Le tribunal (21 janvier 1931) et la Cour de Nancy (10juillet 1931) rejettent l’action en dommages et intérêts formée par les ayants droits de la victime contre le Dr Franck aux motifs que d’une part c’est le voleur qui est gardien donc présumé responsable au titre de l’article 1384 al.1er, et d’autre part, en ce qui concerne 1382, aucune faute ne peut être retenue à la charge du propriétaire de la voiture. C’est pourquoi, voyant leur demande rejetée, les consorts Connot se sont pourvus en Cassation. Le 3 mars 1936, la chambre civile de la cour de Cassation cassa la décision de la cour de Nancy en affirmant que le volé demeurait gardien de sa chose et que comme tel il était frappé de la présomption de responsabilité de l’article 1384 al.1er.

Statuant sur renvoi de la Cour de Besançon, les chambres réunies ont du intervenir, la question étant de savoir si le Dr Franck était gardien de sa voiture au moment de l’accident.
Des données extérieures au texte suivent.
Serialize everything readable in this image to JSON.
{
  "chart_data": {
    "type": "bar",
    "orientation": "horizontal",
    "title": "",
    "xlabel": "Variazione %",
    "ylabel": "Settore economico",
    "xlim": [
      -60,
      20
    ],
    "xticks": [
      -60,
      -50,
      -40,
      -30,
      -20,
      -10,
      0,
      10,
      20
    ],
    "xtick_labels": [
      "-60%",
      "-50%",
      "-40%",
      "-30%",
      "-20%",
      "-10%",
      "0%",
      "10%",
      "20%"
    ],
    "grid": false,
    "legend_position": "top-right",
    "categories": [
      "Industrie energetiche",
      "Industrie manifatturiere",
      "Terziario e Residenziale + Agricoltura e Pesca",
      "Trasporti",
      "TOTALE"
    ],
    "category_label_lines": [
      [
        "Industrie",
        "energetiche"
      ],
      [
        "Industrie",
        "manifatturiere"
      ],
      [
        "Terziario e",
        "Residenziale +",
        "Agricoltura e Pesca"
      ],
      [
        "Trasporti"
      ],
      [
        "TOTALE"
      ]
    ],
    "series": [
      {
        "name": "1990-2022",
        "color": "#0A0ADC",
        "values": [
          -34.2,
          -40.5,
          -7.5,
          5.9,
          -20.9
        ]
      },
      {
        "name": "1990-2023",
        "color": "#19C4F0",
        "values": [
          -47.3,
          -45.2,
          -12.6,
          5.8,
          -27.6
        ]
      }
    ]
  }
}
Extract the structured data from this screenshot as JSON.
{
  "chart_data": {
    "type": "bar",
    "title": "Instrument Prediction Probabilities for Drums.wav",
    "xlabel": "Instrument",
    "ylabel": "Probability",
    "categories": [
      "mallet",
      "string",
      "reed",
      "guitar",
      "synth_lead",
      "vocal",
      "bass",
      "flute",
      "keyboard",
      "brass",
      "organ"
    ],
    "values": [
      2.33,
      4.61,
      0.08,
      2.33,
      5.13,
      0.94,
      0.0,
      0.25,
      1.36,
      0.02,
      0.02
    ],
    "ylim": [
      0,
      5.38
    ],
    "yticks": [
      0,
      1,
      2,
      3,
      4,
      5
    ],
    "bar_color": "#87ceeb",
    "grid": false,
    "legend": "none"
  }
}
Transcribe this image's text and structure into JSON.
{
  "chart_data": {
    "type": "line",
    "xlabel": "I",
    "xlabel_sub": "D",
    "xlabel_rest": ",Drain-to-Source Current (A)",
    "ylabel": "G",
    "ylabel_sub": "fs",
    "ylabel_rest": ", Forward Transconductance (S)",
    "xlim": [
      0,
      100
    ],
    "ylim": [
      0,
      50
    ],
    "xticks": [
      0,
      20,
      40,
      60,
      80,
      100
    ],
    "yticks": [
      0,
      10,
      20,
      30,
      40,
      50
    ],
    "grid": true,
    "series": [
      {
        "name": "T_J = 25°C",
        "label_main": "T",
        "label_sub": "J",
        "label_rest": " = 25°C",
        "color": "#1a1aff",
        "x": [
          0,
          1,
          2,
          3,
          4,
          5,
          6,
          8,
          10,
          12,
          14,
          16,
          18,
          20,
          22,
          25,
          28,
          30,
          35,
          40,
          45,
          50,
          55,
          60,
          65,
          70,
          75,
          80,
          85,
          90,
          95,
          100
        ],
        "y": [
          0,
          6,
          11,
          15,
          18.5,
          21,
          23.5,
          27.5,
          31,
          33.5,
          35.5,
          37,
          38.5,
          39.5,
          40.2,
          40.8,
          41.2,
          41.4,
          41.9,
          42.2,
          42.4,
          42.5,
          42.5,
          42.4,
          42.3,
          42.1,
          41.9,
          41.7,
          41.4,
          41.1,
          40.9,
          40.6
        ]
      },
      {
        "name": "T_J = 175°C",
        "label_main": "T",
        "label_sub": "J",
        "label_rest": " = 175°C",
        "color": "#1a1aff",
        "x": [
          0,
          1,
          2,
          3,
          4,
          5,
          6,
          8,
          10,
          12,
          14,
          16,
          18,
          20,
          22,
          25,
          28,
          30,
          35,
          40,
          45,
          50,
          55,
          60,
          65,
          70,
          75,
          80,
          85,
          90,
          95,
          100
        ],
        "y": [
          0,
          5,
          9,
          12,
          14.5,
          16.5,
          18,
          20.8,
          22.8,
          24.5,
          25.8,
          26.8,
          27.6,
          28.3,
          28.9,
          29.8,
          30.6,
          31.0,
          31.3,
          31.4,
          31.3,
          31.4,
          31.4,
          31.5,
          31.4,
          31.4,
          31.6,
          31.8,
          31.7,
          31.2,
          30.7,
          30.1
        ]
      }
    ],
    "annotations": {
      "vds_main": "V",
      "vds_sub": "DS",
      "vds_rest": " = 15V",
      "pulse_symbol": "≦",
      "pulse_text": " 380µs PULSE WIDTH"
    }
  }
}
Pour pouvoir appliquer l’article 1384 al. 1er (principe général de responsabilité du fait des choses mis en œuvre par l’arrêt Teffaine de 1896), il existe des conditions relatives à la personnes ; c’est pourquoi dans cet arrêt la Cour de Cassation énonce que l’on est responsable des choses que l’on a sous sa garde, ce qui implique que le sur le gardien pèse une responsabilité de plein droit. Confrontées au problème soulevé par l’arrêt, la chambre civile et les chambres réunies ont eu un point de vue différent et ont donc rendu des verdicts opposés (I), mais cette contradiction a permit à l’issue de cette affaire de donner à la garde, une nouvelle définition précise ainsi qu’une nouvelle théorie «matérielle » s’y rattachant (II).
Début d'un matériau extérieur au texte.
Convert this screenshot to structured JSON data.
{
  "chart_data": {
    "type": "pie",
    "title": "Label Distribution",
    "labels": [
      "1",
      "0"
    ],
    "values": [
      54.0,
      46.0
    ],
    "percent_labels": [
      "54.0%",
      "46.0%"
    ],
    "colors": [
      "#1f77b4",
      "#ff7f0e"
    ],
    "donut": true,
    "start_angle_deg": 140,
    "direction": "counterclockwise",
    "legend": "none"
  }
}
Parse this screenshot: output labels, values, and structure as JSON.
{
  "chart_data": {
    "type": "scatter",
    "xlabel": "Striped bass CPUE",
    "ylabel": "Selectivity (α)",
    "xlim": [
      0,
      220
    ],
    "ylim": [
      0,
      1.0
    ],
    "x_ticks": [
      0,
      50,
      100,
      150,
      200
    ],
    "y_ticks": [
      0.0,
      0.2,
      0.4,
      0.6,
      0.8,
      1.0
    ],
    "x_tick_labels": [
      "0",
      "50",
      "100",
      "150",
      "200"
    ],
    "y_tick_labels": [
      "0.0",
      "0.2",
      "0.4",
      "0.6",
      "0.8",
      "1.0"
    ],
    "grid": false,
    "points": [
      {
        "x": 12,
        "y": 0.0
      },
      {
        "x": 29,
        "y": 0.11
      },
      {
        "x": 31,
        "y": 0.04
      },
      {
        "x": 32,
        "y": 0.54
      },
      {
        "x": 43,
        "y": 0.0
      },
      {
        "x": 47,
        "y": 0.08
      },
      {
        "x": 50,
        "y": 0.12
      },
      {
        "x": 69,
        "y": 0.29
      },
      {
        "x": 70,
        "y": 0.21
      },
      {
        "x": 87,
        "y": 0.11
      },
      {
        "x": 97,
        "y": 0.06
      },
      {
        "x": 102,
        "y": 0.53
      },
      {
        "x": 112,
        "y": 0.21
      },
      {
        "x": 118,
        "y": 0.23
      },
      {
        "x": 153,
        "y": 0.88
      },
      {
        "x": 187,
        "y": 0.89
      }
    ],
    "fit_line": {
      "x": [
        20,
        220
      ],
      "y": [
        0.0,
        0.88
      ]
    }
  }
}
l'arrêt franck en droit des obligations : la responsabilité du fait des choses

I/ La contradiction entre la chambre civile et la Cour de Cassation

Dans l’affaire Franck, la chambre civile (A) et les chambres réunies (B) ont statué de manière totalement dissidente.
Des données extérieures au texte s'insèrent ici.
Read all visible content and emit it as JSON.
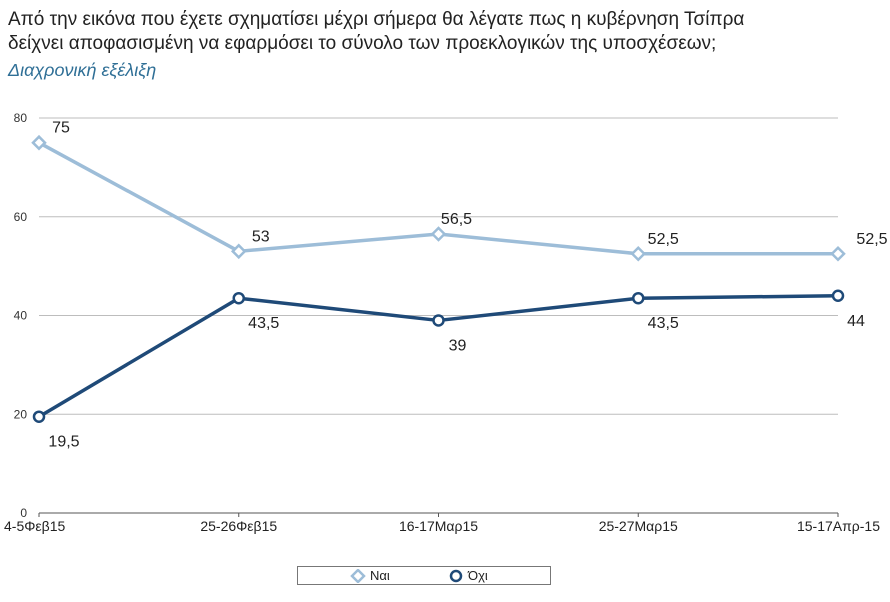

(A) L’arrêt de la chambre civile du 3 mars 1936 : «un syllogisme» erroné

Par un arrêt du 3 mars 1936, la chambre civile de la Cour de Cassation cassa la décision de la Cour de Nancy qui envisageait que c’était au voleur, et non au propriétaire de la voiture d’être considéré comme le gardien. Ainsi, la chambre civile affirma que le volé restait gardien de sa chose et que dès lors, il était frappé de la présomption de responsabilité de l’article 1134 al. 1er. Cette présomption, établie par l’arrêt Jand’heur du 13 février 1930, consiste dans le fait que le gardien peut s’exonérer de sa responsabilité par la preuve d’une cause étrangère.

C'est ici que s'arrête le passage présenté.